Ele abriu a porta e entrou na frente. Eu e o gordo trocamos um olhar e também entramos.
“Vocês devem estar com fome, vou preparar algo para comer. Podem se sentar um pouco na sala...”, disse ele, já pronto para sair novamente.
Franzi o cenho e segurei o braço dele: “Afinal, quem é você?”
O gordo, indignado, virou-se para o idoso e gritou furioso: “Seu velho, está querendo confusão? Sabe com quem está lidando? Como ousa nos trazer para um necrotério?”
O velho tentou se soltar, mas sem sucesso. Diante da ameaça do gordo, ficou visivelmente nervoso.
“Eu... eu não sei do que vocês estão falando...”, balbuciou.
Falei com frieza: “Pare com essa encenação, o senhor não é o Velho Agricultor.”
“Este pátio está impregnado de morte. O chão foi coberto com cal e todas as casas ao redor estão fechadas, mas há um cheiro de decomposição no ar.”
“Se não me engano, nas casas daqui, exceto a sala principal, todas as outras guardam caixões, não é?”
O gordo esbravejou: “Seu velho maldito, que alma ruim!

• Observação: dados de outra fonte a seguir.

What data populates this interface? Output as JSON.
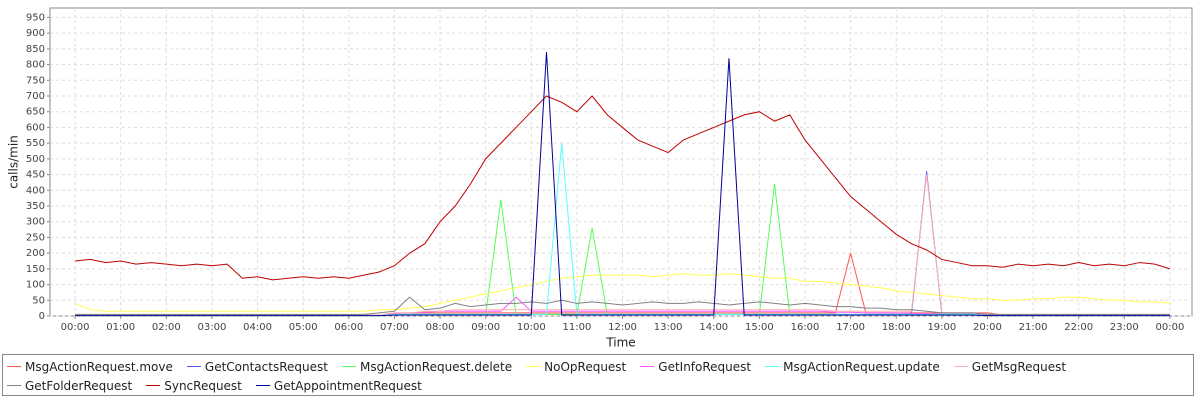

Está nos testando, é? Cal embaixo para conservar, carvão para segurar a umidade! Nos trouxe para este local perfeito para criação de cadáveres, com que intenção?”
Antes, eu e o gordo não tínhamos pressentido nada de errado. Seguimos o velho até a entrada principal — mesmo sem o letreiro de “Necrotério” acima do portão, o ar pesado de morte não podia enganar nossos sentidos.
Além disso, o velho queria nos deixar no pátio e sair, o que parecia normal demais — e quanto mais normal, mais suspeito.
A acusação do gordo fez o velho perder a cor e ele soltou um longo suspiro.
Sentou-se no chão do pátio, com o rosto desolado: “Vocês dois, sabem de alguma coisa? Eu só queria ajudar! Nunca disse que era o Velho Agricultor...!”
Ao ouvir aquilo, eu e o gordo ficamos perplexos.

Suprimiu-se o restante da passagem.